Query-Oriented XML Compressors

XGrind. The technique described in [9] is intended to simultaneously provide efficient query-processing performance and reasonable compression ratios. Basic requirements to achieve the former objective are (i) fine-grained compression at the element/attribute granularity of query predicates, and (ii) context-free compression assigning codes to data items independent of their location in the document. Algorithms such as LZ77 are not context-free, and therefore XGrind uses non-adaptive Huffman (or Arithmetic) coding, in which two passes are made over the XML document – the first to collect the statistics and the second to do the actual encoding. A separate character-frequency distribution table is used for each element and non-enumerated attribute, resulting in fine-grained characterization. The DTD is used to identify enumerated-type attributes and their values are encoded using a simple binary encoding scheme, while the compression of XML tags is similar to that of XMill. With this scheme, exact-match and prefix-match queries can be completely carried out directly on the compressed document, while range or partial-match queries only require on-the-fly decompression of the element/attribute values that feature in the query predicates.

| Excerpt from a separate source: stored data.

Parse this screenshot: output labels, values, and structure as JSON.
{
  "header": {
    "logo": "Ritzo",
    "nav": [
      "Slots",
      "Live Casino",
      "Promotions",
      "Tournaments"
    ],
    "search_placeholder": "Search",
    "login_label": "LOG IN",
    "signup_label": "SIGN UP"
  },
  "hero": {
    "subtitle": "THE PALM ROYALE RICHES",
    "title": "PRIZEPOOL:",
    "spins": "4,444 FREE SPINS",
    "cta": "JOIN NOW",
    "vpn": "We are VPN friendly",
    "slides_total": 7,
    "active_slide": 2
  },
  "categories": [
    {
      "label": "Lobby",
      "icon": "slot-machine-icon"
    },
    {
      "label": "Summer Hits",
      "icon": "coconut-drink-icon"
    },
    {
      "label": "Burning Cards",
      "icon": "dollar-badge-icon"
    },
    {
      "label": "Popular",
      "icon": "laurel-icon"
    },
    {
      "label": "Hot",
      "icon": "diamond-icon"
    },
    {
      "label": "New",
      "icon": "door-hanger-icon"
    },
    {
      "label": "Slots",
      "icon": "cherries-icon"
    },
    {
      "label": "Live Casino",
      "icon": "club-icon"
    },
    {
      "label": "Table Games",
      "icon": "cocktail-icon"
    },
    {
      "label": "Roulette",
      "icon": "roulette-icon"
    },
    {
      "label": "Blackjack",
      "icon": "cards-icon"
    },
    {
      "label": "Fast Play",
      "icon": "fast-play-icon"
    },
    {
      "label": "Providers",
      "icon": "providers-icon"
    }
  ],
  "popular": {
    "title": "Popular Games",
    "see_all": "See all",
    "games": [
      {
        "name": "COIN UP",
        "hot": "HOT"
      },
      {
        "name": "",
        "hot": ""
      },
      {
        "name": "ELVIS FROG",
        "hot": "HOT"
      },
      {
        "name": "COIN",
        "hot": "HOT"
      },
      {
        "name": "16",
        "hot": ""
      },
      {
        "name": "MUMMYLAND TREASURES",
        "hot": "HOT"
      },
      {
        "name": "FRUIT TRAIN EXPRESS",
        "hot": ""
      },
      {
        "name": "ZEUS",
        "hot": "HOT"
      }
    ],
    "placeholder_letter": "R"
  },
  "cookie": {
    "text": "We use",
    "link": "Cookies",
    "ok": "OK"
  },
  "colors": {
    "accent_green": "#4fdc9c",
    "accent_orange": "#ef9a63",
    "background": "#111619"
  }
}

A distinguishing feature of the XGrind compressor is that it ensures homomorphic compression – that is, its output, like its input, is semi-structured in nature. In fact, the compressed XML document can be viewed as the original XML document with its tags and element/attribute values replaced by their corresponding encodings. The advantage of doing so is that the variety of efficient techniques available for parsing/querying XML documents can also be used to process the compressed document. Second, indexes can be built on the compressed document similar to those built on regular XML documents. Third, updates to the XML document can be directly executed on the compressed version. Finally, a compressed document can be directly checked for validity against the compressed version of its DTD.

As a specific example of the utility of homomorphic compression, consider repositories of genomic data (e.g., [12]), which allow registered users to upload new genetic information to their archives. With homomorphic compression, such information could be compressed by the user, then uploaded, checked for validity, and integrated with the existing archives, all operations taking place completely in the compressed domain.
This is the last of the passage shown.